La confrérie des guenilleux errants
Deux livres font revivre les hobos, nomades indésirables pris entre misère économique, industrialisation forcenée et crise des années 1930
Retourner à la poussière. Celle qui étouffe, celle des visages chiffonnés des photos de Dorothea Lange. Celle du Dust Bowl, ce cataclysme écologique qui frappa les plaines américaines, entre les deux guerres, et engendra une vague de migrations vers l’ouest et l’apparition d’une nouvelle figure : le hobo. Un passager clandestin des chemins de fer et de l’histoire, un vagabond en quête de travail, pris entre la misère économique et l’industrialisation forcenée.
Coïncidence, deux ouvrages remettent ces jours-ci au premier plan ces clochards mythiques de l’imaginaire américain comme un contre-feu littéraire nécessaire aux récits proprets et débordants de bons sentiments qui habitent le présent. L’un, signé Simon Harel, trouve un de ses points de départ dans Journal d’un hobo, de Jean-Jules Richard, et rappelle au bon souvenir du présent l’organe contre-culturel Hobo Québec (19721981).

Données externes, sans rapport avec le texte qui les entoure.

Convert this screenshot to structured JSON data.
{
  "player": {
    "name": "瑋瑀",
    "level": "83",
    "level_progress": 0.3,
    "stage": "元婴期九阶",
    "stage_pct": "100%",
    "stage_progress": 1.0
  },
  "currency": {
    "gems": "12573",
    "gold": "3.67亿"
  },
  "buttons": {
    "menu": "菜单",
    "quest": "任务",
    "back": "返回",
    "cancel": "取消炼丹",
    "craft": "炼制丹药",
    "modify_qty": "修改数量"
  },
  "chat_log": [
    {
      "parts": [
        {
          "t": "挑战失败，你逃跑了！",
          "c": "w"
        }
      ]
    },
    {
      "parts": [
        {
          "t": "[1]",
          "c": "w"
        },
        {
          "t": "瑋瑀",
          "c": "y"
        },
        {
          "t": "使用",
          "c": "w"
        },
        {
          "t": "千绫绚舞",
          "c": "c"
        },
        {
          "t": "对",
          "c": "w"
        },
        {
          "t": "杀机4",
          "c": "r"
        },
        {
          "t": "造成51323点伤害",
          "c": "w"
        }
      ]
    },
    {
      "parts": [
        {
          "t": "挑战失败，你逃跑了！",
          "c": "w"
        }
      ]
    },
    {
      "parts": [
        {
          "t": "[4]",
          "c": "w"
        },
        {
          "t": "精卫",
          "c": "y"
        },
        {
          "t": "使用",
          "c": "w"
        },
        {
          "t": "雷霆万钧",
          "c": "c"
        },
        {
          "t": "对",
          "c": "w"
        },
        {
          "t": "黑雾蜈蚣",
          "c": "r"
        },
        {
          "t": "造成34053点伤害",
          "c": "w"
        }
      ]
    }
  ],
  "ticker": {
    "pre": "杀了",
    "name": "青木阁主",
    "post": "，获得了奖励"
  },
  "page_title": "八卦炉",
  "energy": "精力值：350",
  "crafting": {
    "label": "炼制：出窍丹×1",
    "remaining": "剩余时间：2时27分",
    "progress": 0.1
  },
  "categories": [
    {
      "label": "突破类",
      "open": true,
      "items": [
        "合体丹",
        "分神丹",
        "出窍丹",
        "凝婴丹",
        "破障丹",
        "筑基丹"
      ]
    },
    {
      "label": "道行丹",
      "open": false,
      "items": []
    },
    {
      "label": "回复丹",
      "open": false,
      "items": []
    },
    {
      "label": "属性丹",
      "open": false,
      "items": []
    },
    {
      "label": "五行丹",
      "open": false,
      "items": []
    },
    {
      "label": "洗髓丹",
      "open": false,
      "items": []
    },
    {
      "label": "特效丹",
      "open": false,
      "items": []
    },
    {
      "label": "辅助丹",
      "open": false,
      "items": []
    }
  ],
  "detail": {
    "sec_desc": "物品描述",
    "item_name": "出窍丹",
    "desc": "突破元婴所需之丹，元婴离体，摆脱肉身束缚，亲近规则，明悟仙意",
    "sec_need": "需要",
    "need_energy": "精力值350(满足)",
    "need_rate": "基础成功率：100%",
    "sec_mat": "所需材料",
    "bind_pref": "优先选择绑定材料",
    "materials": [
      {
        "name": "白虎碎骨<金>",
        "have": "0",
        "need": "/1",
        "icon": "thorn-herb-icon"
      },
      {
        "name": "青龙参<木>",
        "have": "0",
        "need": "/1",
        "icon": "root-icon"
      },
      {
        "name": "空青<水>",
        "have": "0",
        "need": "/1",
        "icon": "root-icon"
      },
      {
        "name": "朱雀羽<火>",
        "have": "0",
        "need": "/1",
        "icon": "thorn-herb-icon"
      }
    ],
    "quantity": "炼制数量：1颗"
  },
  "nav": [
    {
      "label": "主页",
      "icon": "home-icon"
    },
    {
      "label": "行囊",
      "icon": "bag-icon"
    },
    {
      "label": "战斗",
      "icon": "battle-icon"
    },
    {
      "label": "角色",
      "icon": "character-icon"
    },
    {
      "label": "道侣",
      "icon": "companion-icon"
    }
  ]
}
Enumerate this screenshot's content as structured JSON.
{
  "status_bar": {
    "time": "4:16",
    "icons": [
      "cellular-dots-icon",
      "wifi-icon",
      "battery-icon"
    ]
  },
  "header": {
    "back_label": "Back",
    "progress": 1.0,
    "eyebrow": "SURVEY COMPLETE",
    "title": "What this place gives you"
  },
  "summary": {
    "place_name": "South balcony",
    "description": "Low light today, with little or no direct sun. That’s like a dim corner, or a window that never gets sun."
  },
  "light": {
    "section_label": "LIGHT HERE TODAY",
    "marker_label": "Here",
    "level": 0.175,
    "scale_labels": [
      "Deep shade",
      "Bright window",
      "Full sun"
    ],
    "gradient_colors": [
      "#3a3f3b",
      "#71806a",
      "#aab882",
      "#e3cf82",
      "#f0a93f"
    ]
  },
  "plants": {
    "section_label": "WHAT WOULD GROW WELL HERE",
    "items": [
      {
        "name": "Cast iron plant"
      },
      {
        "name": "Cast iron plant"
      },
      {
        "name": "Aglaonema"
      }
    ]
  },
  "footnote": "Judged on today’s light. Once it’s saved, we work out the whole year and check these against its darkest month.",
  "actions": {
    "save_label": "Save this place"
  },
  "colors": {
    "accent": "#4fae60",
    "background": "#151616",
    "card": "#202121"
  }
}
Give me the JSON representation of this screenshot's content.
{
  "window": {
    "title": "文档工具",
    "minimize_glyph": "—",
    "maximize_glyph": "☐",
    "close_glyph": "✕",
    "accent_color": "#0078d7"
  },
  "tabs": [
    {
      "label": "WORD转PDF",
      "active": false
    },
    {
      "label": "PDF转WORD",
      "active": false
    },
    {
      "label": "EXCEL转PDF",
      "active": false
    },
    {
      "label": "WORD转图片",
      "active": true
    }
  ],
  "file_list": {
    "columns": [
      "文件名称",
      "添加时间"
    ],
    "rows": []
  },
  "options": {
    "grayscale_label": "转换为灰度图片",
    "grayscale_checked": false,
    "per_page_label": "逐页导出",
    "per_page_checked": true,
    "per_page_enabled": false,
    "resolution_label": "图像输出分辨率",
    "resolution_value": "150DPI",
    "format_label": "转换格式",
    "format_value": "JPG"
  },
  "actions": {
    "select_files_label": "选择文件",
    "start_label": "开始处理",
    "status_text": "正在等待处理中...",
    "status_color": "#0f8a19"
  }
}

L’autre replonge dans l’oeuvre de Jim Tully, homme de mille métiers, qui a compris très vite que les lois de la route et de la vie se résumait à la même chose : sauver sa peau.
«Méfiez-vous de tous ceux en qui l’instinct de punir est puissant ! […] dans leur visage on voit parler le bourreau et le chien policier […]. » C’est sur cette citation de Nietzsche que s’ouvre Ombres d’hommes (Shadows of Men), son roman de prison et d’errance, originellement publié en 1930 et illustré par l’artiste William Gropper. D’abord traduit en français, en 1931, il vient d’être réédité ce printemps chez Lux, dans une traduction revue par Cyril Gay.
L’oeuvre de ce père du roman noir donne à lire le témoignage de damnés des rails qui, comme des dizaines de milliers d’hommes de l’époque, devinrent des «bohèmes sans domicile».
Tully écorche une Amérique au coeur de laquelle les charlatans aux remèdes miracles côtoient les renégats tentant d’échapper à l’échafaud. Un monde où la dignité est ravivée sous les traits d’une solidarité singulière, racontée à grand renfort d’histoires que l’on ne saurait jamais gober entièrement. Comme il l’écrit : «Les hobos sont rarement assez naïfs pour croire l’un de leurs semblables. »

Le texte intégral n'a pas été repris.